Deutschlands Regierungsbündnis steht unter massivem Druck, während CDU/CSU und SPD in zähe Verhandlungen eintreten. Die Gespräche sollen tiefe Gräben bei Reformvorhaben überbrücken – doch beide Seiten sind an ihre Grenzen gelangt. Aktuelle Wahlniederlagen der SPD und die angespannte Wirtschaftslage erschweren Kompromisse zusätzlich.

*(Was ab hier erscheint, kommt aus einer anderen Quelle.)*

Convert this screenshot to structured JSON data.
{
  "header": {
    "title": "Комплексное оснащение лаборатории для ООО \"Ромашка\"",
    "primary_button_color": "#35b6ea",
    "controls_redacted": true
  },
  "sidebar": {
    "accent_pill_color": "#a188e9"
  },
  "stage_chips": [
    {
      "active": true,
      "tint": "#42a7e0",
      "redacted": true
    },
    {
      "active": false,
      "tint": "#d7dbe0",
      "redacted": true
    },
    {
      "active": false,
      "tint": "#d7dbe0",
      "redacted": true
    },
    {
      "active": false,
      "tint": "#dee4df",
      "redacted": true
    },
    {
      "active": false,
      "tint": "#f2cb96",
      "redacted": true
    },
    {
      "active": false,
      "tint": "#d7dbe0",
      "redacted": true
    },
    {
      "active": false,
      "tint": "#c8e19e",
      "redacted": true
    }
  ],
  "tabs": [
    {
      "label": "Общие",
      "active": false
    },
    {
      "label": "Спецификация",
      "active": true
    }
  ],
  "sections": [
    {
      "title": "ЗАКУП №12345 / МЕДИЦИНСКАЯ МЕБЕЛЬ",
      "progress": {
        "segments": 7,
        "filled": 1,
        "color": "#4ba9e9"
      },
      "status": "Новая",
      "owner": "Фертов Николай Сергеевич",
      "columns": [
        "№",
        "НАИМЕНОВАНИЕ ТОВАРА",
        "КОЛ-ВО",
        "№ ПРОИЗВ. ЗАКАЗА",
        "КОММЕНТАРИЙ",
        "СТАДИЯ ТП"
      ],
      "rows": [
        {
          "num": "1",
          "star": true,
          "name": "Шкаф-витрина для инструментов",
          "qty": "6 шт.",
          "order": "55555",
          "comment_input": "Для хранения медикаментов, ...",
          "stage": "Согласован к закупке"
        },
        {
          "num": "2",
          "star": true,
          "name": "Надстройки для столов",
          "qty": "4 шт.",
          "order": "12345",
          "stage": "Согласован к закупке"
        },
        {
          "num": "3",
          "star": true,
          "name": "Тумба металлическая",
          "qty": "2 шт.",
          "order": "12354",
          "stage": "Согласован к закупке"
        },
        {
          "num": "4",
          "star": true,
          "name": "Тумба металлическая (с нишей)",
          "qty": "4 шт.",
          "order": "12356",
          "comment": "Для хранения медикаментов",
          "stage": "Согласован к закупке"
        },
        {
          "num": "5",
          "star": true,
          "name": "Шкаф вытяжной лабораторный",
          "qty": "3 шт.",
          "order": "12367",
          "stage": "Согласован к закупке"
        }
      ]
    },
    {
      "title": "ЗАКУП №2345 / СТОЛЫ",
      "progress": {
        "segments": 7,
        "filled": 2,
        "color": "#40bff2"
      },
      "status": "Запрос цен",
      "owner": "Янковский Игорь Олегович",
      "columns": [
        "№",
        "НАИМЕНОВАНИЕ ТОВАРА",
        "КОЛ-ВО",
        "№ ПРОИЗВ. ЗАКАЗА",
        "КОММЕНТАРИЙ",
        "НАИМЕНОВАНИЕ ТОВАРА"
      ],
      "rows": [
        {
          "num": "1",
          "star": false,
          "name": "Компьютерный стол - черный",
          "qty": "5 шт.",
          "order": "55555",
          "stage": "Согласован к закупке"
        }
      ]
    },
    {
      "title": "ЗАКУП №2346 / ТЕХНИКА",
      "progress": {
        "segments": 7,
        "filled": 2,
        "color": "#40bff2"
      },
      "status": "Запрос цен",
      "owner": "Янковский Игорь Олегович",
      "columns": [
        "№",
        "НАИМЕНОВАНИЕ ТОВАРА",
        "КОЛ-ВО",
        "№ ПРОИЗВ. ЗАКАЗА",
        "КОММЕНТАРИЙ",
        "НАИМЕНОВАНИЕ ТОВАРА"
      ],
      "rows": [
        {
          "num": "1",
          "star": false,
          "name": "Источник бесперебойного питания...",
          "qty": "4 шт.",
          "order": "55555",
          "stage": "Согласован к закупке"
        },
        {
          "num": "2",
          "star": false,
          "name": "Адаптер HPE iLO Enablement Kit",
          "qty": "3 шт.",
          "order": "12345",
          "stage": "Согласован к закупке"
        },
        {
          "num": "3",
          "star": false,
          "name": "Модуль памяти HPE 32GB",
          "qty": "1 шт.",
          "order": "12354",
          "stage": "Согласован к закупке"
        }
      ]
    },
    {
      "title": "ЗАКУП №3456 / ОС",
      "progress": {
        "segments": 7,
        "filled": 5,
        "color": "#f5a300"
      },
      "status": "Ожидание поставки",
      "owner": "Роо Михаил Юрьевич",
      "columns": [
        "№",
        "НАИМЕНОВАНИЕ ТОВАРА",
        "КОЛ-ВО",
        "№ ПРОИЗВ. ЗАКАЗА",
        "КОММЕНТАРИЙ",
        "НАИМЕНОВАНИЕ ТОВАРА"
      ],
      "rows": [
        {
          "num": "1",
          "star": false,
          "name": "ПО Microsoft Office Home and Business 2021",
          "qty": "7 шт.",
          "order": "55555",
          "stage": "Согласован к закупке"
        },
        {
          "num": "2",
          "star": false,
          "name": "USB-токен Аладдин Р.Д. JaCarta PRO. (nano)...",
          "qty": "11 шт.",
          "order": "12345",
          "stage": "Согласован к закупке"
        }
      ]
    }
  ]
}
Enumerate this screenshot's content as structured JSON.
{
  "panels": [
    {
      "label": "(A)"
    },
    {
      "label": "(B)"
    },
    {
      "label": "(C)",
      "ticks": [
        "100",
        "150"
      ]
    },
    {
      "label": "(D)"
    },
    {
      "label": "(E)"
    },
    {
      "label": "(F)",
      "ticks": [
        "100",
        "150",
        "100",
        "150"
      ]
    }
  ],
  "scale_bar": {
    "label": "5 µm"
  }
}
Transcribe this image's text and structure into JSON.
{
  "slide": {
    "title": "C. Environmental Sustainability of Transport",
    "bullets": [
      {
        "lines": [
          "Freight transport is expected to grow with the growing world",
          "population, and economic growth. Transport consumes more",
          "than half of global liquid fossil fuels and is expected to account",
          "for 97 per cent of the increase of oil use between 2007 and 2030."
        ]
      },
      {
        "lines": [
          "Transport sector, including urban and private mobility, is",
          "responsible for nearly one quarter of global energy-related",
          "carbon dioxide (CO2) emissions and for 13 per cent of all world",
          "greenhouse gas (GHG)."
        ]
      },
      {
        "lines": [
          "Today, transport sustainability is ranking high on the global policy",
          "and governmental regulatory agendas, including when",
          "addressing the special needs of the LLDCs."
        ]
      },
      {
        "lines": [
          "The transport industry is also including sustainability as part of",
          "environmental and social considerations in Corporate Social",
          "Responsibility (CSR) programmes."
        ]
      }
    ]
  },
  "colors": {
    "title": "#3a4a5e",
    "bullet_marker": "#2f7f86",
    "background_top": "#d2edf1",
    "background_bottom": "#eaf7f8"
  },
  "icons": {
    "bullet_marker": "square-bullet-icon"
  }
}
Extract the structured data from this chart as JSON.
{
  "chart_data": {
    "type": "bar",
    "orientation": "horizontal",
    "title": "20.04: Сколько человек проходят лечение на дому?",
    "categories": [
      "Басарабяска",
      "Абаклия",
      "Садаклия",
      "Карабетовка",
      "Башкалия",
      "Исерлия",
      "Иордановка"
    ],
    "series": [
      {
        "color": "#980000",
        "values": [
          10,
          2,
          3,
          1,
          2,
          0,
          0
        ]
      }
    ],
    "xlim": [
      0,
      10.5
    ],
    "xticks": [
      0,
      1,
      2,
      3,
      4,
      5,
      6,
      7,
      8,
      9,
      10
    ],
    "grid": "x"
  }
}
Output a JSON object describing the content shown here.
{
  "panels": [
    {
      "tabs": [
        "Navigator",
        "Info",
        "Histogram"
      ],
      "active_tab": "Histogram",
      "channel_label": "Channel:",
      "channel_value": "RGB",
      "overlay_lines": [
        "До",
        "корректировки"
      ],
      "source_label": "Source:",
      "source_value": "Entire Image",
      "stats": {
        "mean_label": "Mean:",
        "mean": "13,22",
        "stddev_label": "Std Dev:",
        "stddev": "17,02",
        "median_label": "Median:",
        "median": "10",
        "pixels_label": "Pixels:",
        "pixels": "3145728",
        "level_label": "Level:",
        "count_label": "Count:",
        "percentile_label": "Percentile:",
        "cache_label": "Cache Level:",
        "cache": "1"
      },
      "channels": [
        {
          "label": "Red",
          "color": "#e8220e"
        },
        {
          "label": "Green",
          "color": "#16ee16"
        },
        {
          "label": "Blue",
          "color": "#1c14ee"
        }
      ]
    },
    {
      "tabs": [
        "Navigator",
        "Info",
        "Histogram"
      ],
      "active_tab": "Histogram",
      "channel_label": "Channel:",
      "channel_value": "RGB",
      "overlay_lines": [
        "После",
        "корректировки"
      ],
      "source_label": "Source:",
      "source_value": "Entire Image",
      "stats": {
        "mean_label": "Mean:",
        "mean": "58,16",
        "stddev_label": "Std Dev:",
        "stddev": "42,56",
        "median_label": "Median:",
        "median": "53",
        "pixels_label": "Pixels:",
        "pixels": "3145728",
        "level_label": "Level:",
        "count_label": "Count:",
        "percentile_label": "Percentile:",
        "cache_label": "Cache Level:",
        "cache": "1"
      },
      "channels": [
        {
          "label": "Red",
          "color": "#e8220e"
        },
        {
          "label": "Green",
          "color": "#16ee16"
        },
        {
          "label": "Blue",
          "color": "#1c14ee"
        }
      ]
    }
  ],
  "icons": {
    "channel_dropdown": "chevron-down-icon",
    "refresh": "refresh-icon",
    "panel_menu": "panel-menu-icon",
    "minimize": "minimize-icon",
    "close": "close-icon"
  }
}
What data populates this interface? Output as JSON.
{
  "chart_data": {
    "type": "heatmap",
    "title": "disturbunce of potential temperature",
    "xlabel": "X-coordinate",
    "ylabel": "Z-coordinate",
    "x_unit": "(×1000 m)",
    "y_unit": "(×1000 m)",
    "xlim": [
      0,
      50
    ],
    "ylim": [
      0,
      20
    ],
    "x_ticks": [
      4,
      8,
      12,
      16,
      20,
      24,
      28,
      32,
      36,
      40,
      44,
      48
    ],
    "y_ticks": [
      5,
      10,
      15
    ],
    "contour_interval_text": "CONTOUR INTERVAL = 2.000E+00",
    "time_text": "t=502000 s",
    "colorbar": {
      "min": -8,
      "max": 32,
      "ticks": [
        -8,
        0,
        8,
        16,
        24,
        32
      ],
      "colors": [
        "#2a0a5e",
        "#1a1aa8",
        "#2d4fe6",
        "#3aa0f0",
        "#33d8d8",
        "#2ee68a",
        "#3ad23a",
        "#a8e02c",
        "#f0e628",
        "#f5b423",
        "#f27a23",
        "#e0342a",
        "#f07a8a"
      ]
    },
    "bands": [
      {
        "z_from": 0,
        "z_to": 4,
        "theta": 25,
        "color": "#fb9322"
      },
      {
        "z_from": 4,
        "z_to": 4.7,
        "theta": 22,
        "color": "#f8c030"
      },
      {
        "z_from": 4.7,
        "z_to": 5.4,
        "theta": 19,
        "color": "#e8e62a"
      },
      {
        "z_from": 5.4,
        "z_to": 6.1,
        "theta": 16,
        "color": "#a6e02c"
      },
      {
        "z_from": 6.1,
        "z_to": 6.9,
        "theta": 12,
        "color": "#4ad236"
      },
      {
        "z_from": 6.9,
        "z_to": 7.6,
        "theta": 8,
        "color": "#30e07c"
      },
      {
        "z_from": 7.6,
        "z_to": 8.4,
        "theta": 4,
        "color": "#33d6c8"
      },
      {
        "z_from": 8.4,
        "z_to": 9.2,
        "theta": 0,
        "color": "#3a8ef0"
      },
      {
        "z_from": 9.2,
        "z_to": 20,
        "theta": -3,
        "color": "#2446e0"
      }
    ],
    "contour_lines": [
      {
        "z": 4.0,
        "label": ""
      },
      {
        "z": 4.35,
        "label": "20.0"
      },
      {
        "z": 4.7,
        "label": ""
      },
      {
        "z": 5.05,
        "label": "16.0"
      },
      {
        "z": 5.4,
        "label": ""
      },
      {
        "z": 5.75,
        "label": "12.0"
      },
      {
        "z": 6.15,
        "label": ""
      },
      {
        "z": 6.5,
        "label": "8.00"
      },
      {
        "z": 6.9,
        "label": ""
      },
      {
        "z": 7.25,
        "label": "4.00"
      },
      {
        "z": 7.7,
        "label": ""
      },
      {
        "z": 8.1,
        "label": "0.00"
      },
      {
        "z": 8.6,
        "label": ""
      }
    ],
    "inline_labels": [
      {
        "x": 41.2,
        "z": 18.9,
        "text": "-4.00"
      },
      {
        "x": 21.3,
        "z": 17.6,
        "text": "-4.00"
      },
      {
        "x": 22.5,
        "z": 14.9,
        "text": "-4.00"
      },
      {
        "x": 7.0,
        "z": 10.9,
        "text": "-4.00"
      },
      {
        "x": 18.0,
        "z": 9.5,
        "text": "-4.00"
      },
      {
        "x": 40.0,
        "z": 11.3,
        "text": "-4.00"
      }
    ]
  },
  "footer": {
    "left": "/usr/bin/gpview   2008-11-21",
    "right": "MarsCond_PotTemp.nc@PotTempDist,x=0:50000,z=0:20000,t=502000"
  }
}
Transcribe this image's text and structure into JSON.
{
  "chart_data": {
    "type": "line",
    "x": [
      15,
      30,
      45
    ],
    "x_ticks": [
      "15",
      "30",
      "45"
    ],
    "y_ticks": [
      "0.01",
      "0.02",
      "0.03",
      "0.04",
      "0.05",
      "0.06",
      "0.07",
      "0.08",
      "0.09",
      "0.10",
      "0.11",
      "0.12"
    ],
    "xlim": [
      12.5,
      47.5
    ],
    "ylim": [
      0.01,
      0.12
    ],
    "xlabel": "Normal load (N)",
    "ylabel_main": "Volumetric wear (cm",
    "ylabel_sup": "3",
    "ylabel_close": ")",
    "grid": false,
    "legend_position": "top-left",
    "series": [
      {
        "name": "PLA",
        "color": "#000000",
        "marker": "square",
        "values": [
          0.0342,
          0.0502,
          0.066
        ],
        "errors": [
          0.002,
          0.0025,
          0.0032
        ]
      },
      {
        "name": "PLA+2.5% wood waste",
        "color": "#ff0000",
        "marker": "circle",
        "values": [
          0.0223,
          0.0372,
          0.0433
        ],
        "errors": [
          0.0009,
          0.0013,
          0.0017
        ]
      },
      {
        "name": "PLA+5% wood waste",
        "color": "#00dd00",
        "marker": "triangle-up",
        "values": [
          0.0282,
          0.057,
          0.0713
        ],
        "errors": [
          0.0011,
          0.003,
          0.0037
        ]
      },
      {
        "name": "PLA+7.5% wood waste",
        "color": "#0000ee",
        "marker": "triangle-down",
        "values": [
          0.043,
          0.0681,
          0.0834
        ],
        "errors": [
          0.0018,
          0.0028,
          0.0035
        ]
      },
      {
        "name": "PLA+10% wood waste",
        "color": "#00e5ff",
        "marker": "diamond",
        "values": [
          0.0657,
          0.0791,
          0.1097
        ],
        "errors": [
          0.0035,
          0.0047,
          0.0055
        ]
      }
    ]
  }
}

Die politische Stimmung zwischen Union und Sozialdemokraten hat sich seit der letzten großen Koalitionsvereinbarung weiter verschlechtert. Deutliche SPD-Verluste in Baden-Württemberg und Rheinland-Pfalz im Februar 2026 lösten innerhalb der Partei Alarmstimmung aus. Schlechte Umfragewerte, wirtschaftliche Belastungen und der anstehende Bundestagswahlkampf im September 2026 erhöhen den Handlungsdruck.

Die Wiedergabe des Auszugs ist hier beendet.